Rep. John Yarmuth is retiring after eight terms. The field of Democrats to replace him includes state Sen. Minority Leader Morgan McGarvey, who is the best-funded candidate and has the endorsement of Yarmuth, as well as progressive state Rep. Attica Scott. On the Republican side, Mike Craven, who finished second and third in the last two 3rd District GOP primaries, is running, as is businessman Stuart Ray. But in this district that preferred President Joe Biden by 22 points in 2020 and Beshear by 38 points in 2019, winning the Democratic primary will almost surely mean winning the general election. Solid Democratic.

4th District
Kentucky’s northernmost district, the 4th, contains the suburbs of Louisville and Cincinnati. The district remains largely similar to its previous configuration, with the most noticable differences being the full absorption of Spencer County and the partial addition of Nelson County toward the west. The 4th is still reliably Republican: it preferred Republicans by an average of 25.2 points in the composite of 2016-2020 statewide and federal elections, while Trump would have carried the district by 33 points in 2020, and Bevin would have won by 8 points.

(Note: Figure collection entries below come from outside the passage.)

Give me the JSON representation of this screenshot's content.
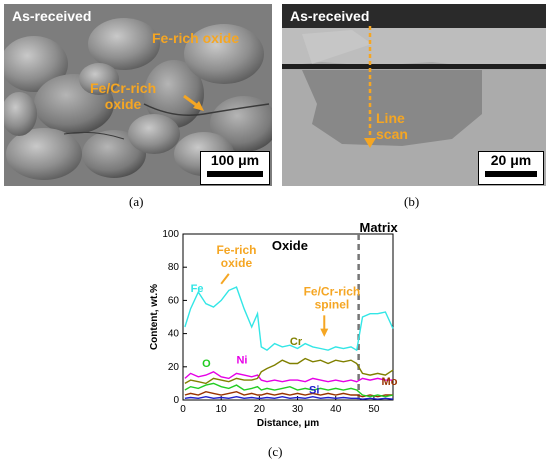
{
  "panel_a": {
    "label": "As-received",
    "annotation_1": "Fe-rich oxide",
    "annotation_2_line1": "Fe/Cr-rich",
    "annotation_2_line2": "oxide",
    "scale": "100 μm",
    "caption": "(a)"
  },
  "panel_b": {
    "label": "As-received",
    "annotation_line1": "Line",
    "annotation_line2": "scan",
    "scale": "20 μm",
    "caption": "(b)"
  },
  "panel_c": {
    "caption": "(c)"
  },
  "colors": {
    "Fe": "#33e6e6",
    "Cr": "#808000",
    "Ni": "#e600e6",
    "O": "#22cc22",
    "Si": "#1f1fcc",
    "Mo": "#993300",
    "annotation": "#f5a623"
  },
  "chart_data": {
    "type": "line",
    "xlabel": "Distance, μm",
    "ylabel": "Content, wt.%",
    "xlim": [
      0,
      55
    ],
    "ylim": [
      0,
      100
    ],
    "xticks": [
      0,
      10,
      20,
      30,
      40,
      50
    ],
    "yticks": [
      0,
      20,
      40,
      60,
      80,
      100
    ],
    "region_labels": {
      "oxide": "Oxide",
      "matrix": "Matrix"
    },
    "boundary_x": 46,
    "annotations": {
      "fe_oxide_line1": "Fe-rich",
      "fe_oxide_line2": "oxide",
      "spinel_line1": "Fe/Cr-rich",
      "spinel_line2": "spinel"
    },
    "series": [
      {
        "name": "Fe",
        "x": [
          0.5,
          2,
          4,
          6,
          8,
          10,
          12,
          14,
          16,
          18,
          19.5,
          20.5,
          22,
          24,
          26,
          28,
          30,
          32,
          34,
          36,
          38,
          40,
          42,
          44,
          45.5,
          47,
          49,
          51,
          53,
          55
        ],
        "values": [
          44,
          55,
          65,
          58,
          56,
          60,
          66,
          68,
          55,
          44,
          52,
          32,
          30,
          34,
          32,
          33,
          31,
          34,
          32,
          31,
          30,
          32,
          31,
          32,
          30,
          50,
          52,
          52,
          53,
          43
        ]
      },
      {
        "name": "Cr",
        "x": [
          0.5,
          2,
          4,
          6,
          8,
          10,
          12,
          14,
          16,
          18,
          19.5,
          20.5,
          22,
          24,
          26,
          28,
          30,
          32,
          34,
          36,
          38,
          40,
          42,
          44,
          45.5,
          47,
          49,
          51,
          53,
          55
        ],
        "values": [
          10,
          12,
          11,
          10,
          13,
          12,
          11,
          13,
          12,
          12,
          13,
          17,
          19,
          21,
          24,
          22,
          22,
          25,
          23,
          24,
          22,
          24,
          23,
          24,
          22,
          16,
          15,
          16,
          15,
          18
        ]
      },
      {
        "name": "Ni",
        "x": [
          0.5,
          2,
          4,
          6,
          8,
          10,
          12,
          14,
          16,
          18,
          19.5,
          20.5,
          22,
          24,
          26,
          28,
          30,
          32,
          34,
          36,
          38,
          40,
          42,
          44,
          45.5,
          47,
          49,
          51,
          53,
          55
        ],
        "values": [
          13,
          16,
          14,
          15,
          17,
          14,
          13,
          16,
          15,
          14,
          15,
          12,
          11,
          12,
          11,
          12,
          12,
          11,
          13,
          12,
          11,
          12,
          11,
          12,
          11,
          13,
          12,
          13,
          12,
          12
        ]
      },
      {
        "name": "O",
        "x": [
          0.5,
          2,
          4,
          6,
          8,
          10,
          12,
          14,
          16,
          18,
          19.5,
          20.5,
          22,
          24,
          26,
          28,
          30,
          32,
          34,
          36,
          38,
          40,
          42,
          44,
          45.5,
          47,
          49,
          51,
          53,
          55
        ],
        "values": [
          6,
          8,
          7,
          9,
          10,
          8,
          7,
          9,
          6,
          7,
          8,
          6,
          7,
          6,
          7,
          8,
          6,
          7,
          6,
          7,
          6,
          7,
          6,
          7,
          6,
          3,
          2,
          3,
          2,
          3
        ]
      },
      {
        "name": "Si",
        "x": [
          0.5,
          2,
          4,
          6,
          8,
          10,
          12,
          14,
          16,
          18,
          19.5,
          20.5,
          22,
          24,
          26,
          28,
          30,
          32,
          34,
          36,
          38,
          40,
          42,
          44,
          45.5,
          47,
          49,
          51,
          53,
          55
        ],
        "values": [
          1,
          1.5,
          1,
          2,
          1,
          1.5,
          1,
          2,
          1,
          1.5,
          1,
          1,
          1.5,
          1,
          2,
          1,
          1.5,
          1,
          2,
          1,
          1.5,
          1,
          1.5,
          1,
          1,
          0.5,
          1,
          0.5,
          1,
          0.5
        ]
      },
      {
        "name": "Mo",
        "x": [
          0.5,
          2,
          4,
          6,
          8,
          10,
          12,
          14,
          16,
          18,
          19.5,
          20.5,
          22,
          24,
          26,
          28,
          30,
          32,
          34,
          36,
          38,
          40,
          42,
          44,
          45.5,
          47,
          49,
          51,
          53,
          55
        ],
        "values": [
          3,
          4,
          3,
          5,
          4,
          3,
          4,
          5,
          3,
          4,
          3,
          3,
          4,
          3,
          4,
          3,
          4,
          3,
          4,
          3,
          4,
          3,
          4,
          3,
          3,
          2,
          3,
          2,
          3,
          3
        ]
      }
    ]
  }
}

The seat is currently held by Republican Rep. Thomas Massie, who has long vexed GOP leadership, including Trump. After attempting to force an in-person vote on the CARES Act in 2020, Massie faced a primary challenge, which he ended up winning, 81-19 percent. He once again will face a primary challenge in 2022, this time from Claire Wirth, a real estate investor who takes cues from the likes of Trump and Georgia Rep. Marjorie Taylor Greene. Massie starts with a substantial cash advantage: he had $158,000 cash on hand on Dec. 31, while Wirth was carrying $23,000 in debt. Solid Republican.

5th District
The 5th covers eastern Kentucky and includes the cities of Pikeville and Somerset. Under the new map, the district gains Wolfe, Menifee, and portions of Bath counties, and it also trades parts of Carter County for parts of Boys County. According to the composite of 2016-2020 statewide elections, the 5th had an average partisanship of R+40.8, making it the most heavily Republican district in Kentucky; it would have voted for Trump by 59 points in 2020 — the president’s second-best district anywhere in the country — and for Bevin by 21 points in 2019. Republican Rep. Hal Rogers is on pace to win a 22nd term. Solid Republican.

6th District
The 6th keeps Lexington but now sports a more compact shape. Most notably, the district loses Franklin County and the capital of Frankfort, while also shedding many smaller counties in the periphery. The 6th is a few points more favorable for Republicans as a result of the changes: it preferred Republicans by an average of 6.9 points according to the composite of 2016-2020 elections. It would have voted Trump by 11 points in 2020 and Beshear by 11 points in 2021 — making it the only district in Kentucky to have flipped between any of the elections in the composite. But that doesn’t necessarily endanger Republican Rep. Andy Barr, who had a close call in 2018 but won by 16 points in 2020. Combine Barr’s $2 million war chest with a national environment that will probably be favorable for his party, and it’s difficult to imagine any of his Democratic opponents putting this seat in play. Solid Republican.